"Smoke" di Wayne Wang (1995) - Il film scritto da Paul Auster

 

Harvey Keitel e William Hurt in "Smoke"


"SMOKE", POTENTE COME UN BEL ROMANZO 



"Oggi il tabacco, domani il sesso.  
Tra 3 o 4 anni sarà proibito 
sorridere agli sconosciuti"


Difficile staccarsi da “Smoke” perché è davvero bello e ti conquista come pochi: niente effetti speciali, né trucchi furbastri: "Smoke" è sublime nella sua semplicità. Dialoghi ruvidi, umani, privi di tentennamenti, inibizioni, paure.“Se non confidi i tuoi segreti agli amici, allora che amico sei?” “Giusto, non varrebbe la pena di vivere”, parlano così i due protagonisti quando uno di loro confessa un fatto che si portava dentro per vergogna.
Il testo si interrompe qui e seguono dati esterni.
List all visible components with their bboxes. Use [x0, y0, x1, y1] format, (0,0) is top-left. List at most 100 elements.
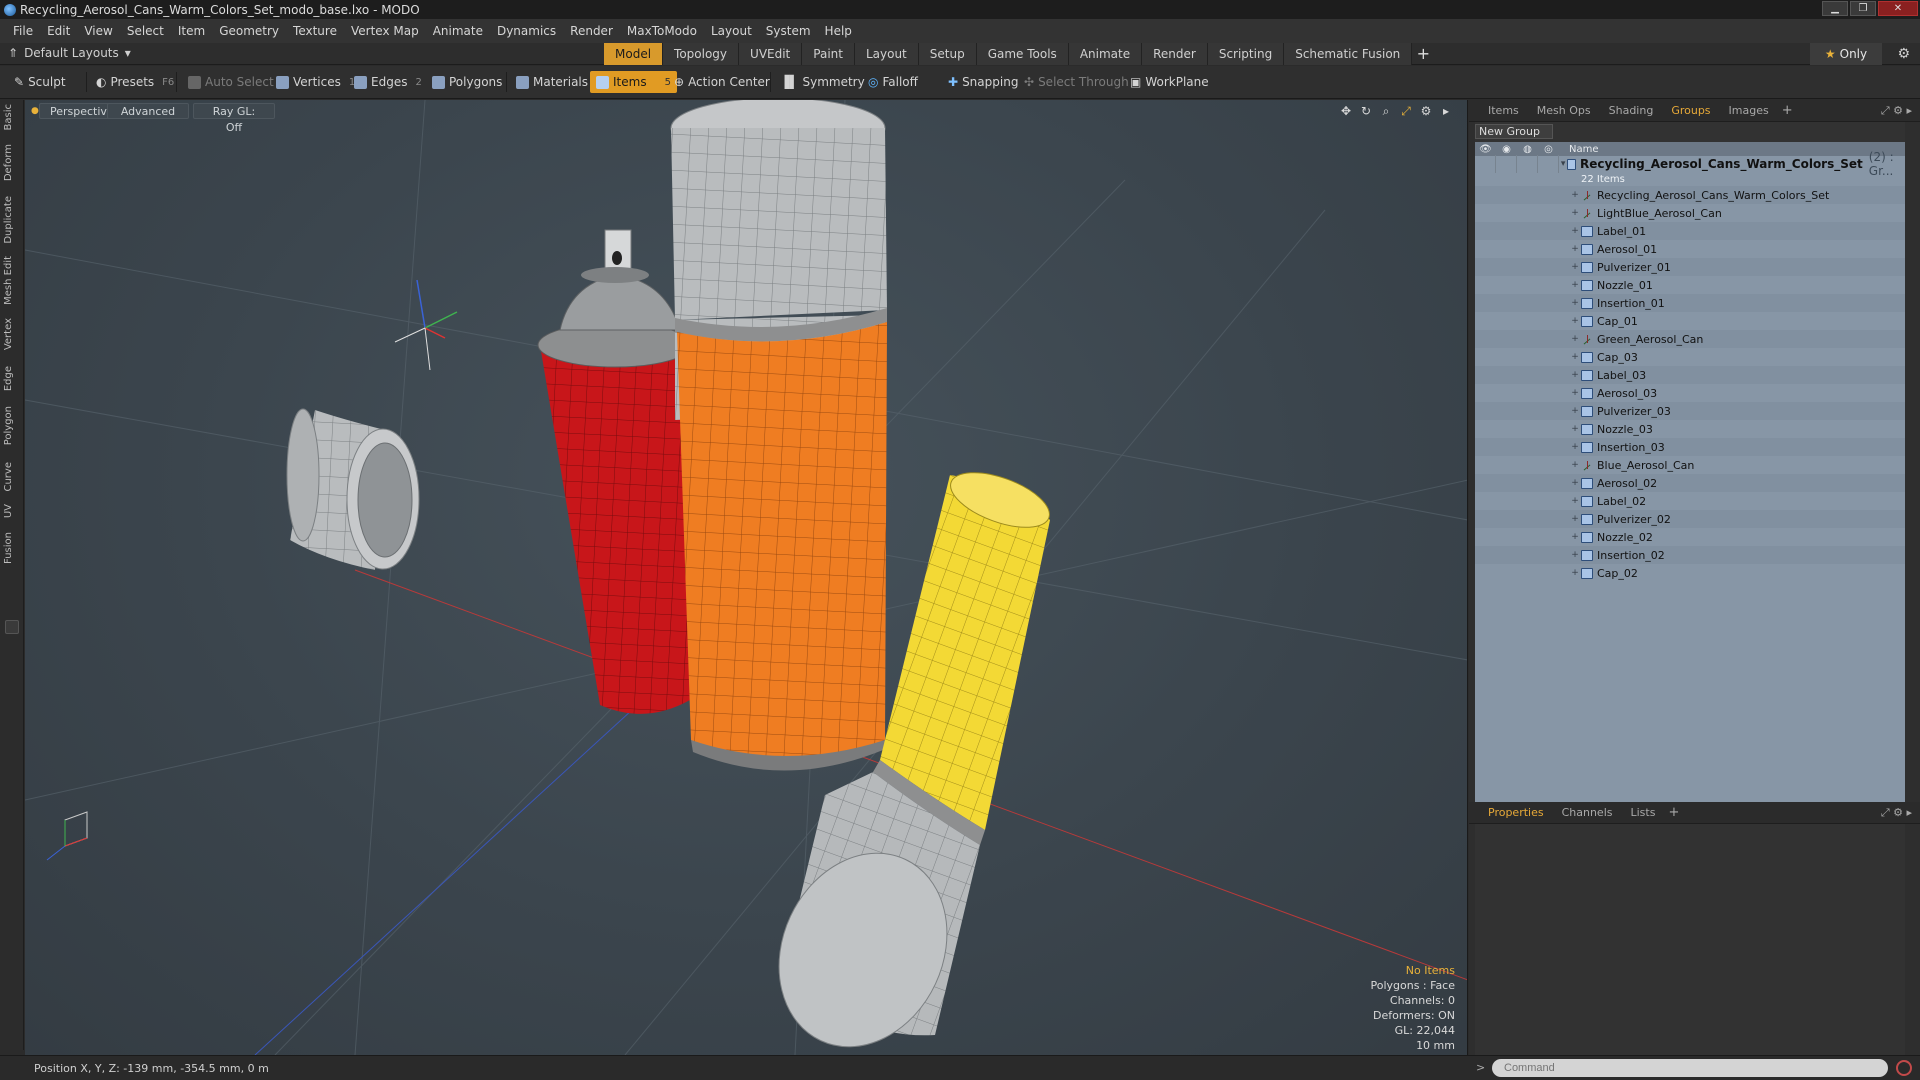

Il dolce si mescola all'amaro, in "Smoke", e alcune parole colpiscono in pieno viso com'è doveroso in letteratura. Non a caso soggetto e sceneggiatura sono dello scrittore americano Paul Auster (“Trilogia di New York”, " 4 3 2 1"). Dietro la macchina da presa un regista di talento come Wayne Wang. Il cast è sublime: William Hurt e Harvey Keitel. “Smoke”, appunto. Tutti (o quasi) fumano qui. Fumatore incallito è l’uomo interpretato da Keitel: il burbero Auggie che gestisce una tabaccheria a Brooklyn e vende sigari, sui quali (sigari) in una scena viene raccontato un aneddoto che lascia a bocca aperta. Il negozio di Auggie è frequentato da Paul Benjamin (un fantastico William Hurt) autore di romanzi e racconti che da tempo fatica a trovare idee. Paul, un giorno, sta per finire sotto un camion ma viene salvato da un ragazzo che scappa da una situazione complicata. Paul in segno di gratitudine cerca di aiutarlo ma si prende un bel po' di botte. Le storie s’intrecciano, una dentro l'altra, un capitolo dietro l'altro, come un libro che tiene svegli di notte. Auggie scopre di avere una figlia tossicodipendente che quando lo incontra, in un appartamento che cade a pezzi, lo riempie d'insulti. Auggie è sì tabaccaio ma ama la fotografia e da anni fotografa lo stesso angolo di strada, sempre uguale eppure sempre diverso: “Quattromila fotografie dello stesso posto. Quattromila giorni con tutti i tipi di clima possibili. È per questo che non vado in vacanza, devo star qui ogni mattina, alla stessa ora. È il mio progetto, quello che puoi chiamare il lavoro della mia vita”. Insomma, una lezione di vita e di umanità. Che ci fa sentire tutti un po’ meno soli. 
PS. Due i brani di Tom Waits nella colonna sonora: "Downtown Train" e "Innocent when you dream".